An optional filename used for saving and loading the protobuf data. If not provided, it defaults to a standard internal default filename.

Type:

str

final class orbax.checkpoint.experimental.v1.handlers.JsonHandler(filename=None)

An implementation of CheckpointableHandler for Json.

JsonHandler enables the persistence of standard Python structures (dicts, lists, and primitives) that are JSON-serializable. It utilizes an asynchronous two-tier execution model to offload I/O operations, ensuring background writing does not block the main process. It also provides multihost coordination to ensure that only the primary host performs the write operation.

Note: Users are encouraged NEVER to instantiate or use this handler directly. Always use the top-level APIs like ocp.save_checkpointables and ocp.load_checkpointables. Orbax uses this handler by default for standard JSON-serializable objects.

To save a custom JSON-serializable object (like a specific dictionary containing metadata) and aggressively force Orbax to use the JsonHandler, the recommended approach is to use ocp.Context with CheckpointablesOptions, which only applies to save/load operations strictly within the Context scope.

See CheckpointablesOptions for more details on handler registration.

Example Usage:

Save a dictionary configuration:

import orbax.checkpoint as ocp

config = {'learning_rate': 0.01, 'batch_size': 32}

checkpointables_options = (
    ocp.options.CheckpointablesOptions.create_with_handlers(
        experiment_config=ocp.handlers.JsonHandler(
            filename='experiment_config.json'
        )
    )
)
with ocp.Context(checkpointables_options=checkpointables_options):
    ocp.save_checkpointables(path, dict(experiment_config=config))

filename

An optional specific filename to use for saving and loading the JSON data. If not provided, the handler will fall back to a default set of supported JSON filenames.

Registration

class orbax.checkpoint.experimental.v1.handlers.CheckpointableHandlerRegistry(*args, **kwargs)

A registry for CheckpointableHandler instances.

This protocol defines the core interface for adding, retrieving, and checking for the existence of handlers that manage the saving and loading of specific checkpointable types within the Orbax framework.

As a Protocol, it serves as a structural type definition. Any class that implements these four methods (add, get, has, and get_all_entries) with the correct signatures is considered a valid registry by static type checkers, without needing to explicitly inherit from this class.

Example

Implementing a custom registry that fulfills this protocol. Note that explicit inheritance is not required for type checkers to recognize it:

from typing import Type, Sequence, Tuple, Optional
from orbax.checkpoint.v1 import handlers

class MyCustomRegistry:
  def __init__(self) -> None:
    self._entries: list[
        Tuple[Type[handlers.CheckpointableHandler], Optional[str]]
    ] = []

  def add(
      self,
      handler_type: Type[handlers.CheckpointableHandler],
      checkpointable: Optional[str] = None,
  ) -> 'MyCustomRegistry':
    self._entries.append((handler_type, checkpointable))
    return self

  def get(
      self, checkpointable: str
  ) -> Type[handlers.CheckpointableHandler]:
    for h_type, name in self._entries:
      if name == checkpointable:
        return h_type
    raise KeyError(f'Not found: {checkpointable}')
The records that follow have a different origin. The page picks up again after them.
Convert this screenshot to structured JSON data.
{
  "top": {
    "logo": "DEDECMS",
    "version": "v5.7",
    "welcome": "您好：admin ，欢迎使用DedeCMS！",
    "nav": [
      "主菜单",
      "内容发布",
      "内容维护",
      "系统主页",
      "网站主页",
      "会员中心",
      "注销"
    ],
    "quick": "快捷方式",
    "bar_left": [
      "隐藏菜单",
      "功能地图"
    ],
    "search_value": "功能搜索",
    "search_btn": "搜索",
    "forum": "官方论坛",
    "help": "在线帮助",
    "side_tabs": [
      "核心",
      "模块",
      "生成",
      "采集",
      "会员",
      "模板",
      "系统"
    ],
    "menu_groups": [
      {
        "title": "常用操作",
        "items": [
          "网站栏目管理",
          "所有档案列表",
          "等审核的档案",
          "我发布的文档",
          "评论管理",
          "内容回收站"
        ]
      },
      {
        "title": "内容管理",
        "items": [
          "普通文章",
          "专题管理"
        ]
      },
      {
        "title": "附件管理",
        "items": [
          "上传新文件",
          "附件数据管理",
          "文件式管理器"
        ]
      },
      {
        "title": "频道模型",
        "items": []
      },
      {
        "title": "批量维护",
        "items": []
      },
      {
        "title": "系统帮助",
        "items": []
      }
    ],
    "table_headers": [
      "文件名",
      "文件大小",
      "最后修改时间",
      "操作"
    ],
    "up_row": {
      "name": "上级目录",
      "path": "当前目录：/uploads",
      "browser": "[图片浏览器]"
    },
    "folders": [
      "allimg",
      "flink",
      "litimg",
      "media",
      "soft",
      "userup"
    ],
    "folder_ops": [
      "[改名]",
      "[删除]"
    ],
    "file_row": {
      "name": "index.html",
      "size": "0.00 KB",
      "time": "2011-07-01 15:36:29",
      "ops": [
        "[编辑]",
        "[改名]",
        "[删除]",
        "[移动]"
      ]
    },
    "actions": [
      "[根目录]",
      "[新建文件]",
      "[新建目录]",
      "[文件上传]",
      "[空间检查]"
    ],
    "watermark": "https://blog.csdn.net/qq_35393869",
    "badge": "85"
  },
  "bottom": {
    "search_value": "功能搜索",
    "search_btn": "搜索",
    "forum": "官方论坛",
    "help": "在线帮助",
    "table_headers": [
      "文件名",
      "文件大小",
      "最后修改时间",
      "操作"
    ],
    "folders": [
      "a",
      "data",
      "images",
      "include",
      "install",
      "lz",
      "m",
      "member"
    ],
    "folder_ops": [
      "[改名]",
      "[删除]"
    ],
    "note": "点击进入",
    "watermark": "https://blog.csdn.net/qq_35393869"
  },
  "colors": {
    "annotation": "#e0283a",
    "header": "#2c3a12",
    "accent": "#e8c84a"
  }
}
  def has(self, checkpointable: str) -> bool:
    return any(name == checkpointable for _, name in self._entries)

  def get_all_entries(
      self,
  ) -> Sequence[
      Tuple[Type[handlers.CheckpointableHandler], Optional[str]]
  ]:
    return self._entries

add(handler_type, checkpointable=None)

Adds an entry to the registry. Returns the registry instance to allow method chaining.

get(checkpointable)

Gets the type of a CheckpointableHandler from the registry by its associated checkpointable name.

has(checkpointable)

Checks if an entry exists in the registry for the given checkpointable name. Returns True if it exists, False otherwise.

get_all_entries()

Returns a sequence of all registered entries as (handler_type, name) tuples.

orbax.checkpoint.experimental.v1.handlers.global_registry()

Returns the global registry.

The global registry serves as the default, singleton storage for all handlers registered throughout the application’s lifecycle via register_handler.

Example

Retrieve the global registry to inspect available handlers:

from orbax.checkpoint.v1 import handlers

# Fetch the singleton global registry
registry = handlers.global_registry()

# Check if a specific handler name is registered globally
is_registered = registry.has("my_custom_model_handler")

Returns:

The global singleton registry instance.

Return type:

CheckpointableHandlerRegistry

orbax.checkpoint.experimental.v1.handlers.local_registry(other_registry=None, *, include_global_registry=True)

Creates a local registry.

This function builds a new registry by optionally combining the existing global registry with a provided custom registry. It is highly useful for overriding handlers for a specific checkpointer operation without mutating the global state.

Example

Create a registry with custom handlers, potentially including global ones:

from orbax.checkpoint.v1 import handlers

class MyHandler(handlers.CheckpointableHandler):
  pass

# Create a registry and add a handler. By default, it includes
# globally-registered handlers.
my_registry = handlers.local_registry()
my_registry.add(MyHandler)

# To start with an empty registry, use:
# my_registry = handlers.local_registry(include_global_registry=False)

Parameters:

• other_registry (UnionType[CheckpointableHandlerRegistry, None]) – An optional registry of handlers to include in the returned registry.

• include_global_registry (bool) – If True, includes globally-registered handlers in the returned registry by default.

Return type:

CheckpointableHandlerRegistry

Returns:

A local registry.

orbax.checkpoint.experimental.v1.handlers.register_handler(cls, *, checkpointable_name=None, secondary_typestrs=None)

Registers a CheckpointableHandler globally.

The order in which handlers are registered strictly matters. If multiple handlers could potentially be used to save or load an object (i.e., are capable of handling the checkpointable according to is_handleable/ is_abstract_handleable for save/load, respectively), the framework resolves them in Last-In, First-Out (LIFO) order. This means the handler added most recently will be selected.

Example

Registering a custom handler using a direct function call. Note the import path from the v1 namespace:

from orbax.checkpoint.v1 import handlers

class BarHandler(handlers.CheckpointableHandler):
  pass

handlers.register_handler(BarHandler)

Parameters:

• cls (~CheckpointableHandlerType) – The handler class to register globally.

• checkpointable_name (UnionType[str, None]) – The checkpointable name. If not-None, the registered handler will be scoped to that specific name. Otherwise, the handler will be available for any checkpointable name.

• secondary_typestrs (Optional[Sequence[str], None]) – A sequence of alternate handler typestrs that serve as secondary identifiers for the handler.

Return type:

~CheckpointableHandlerType

Returns:

The handler class.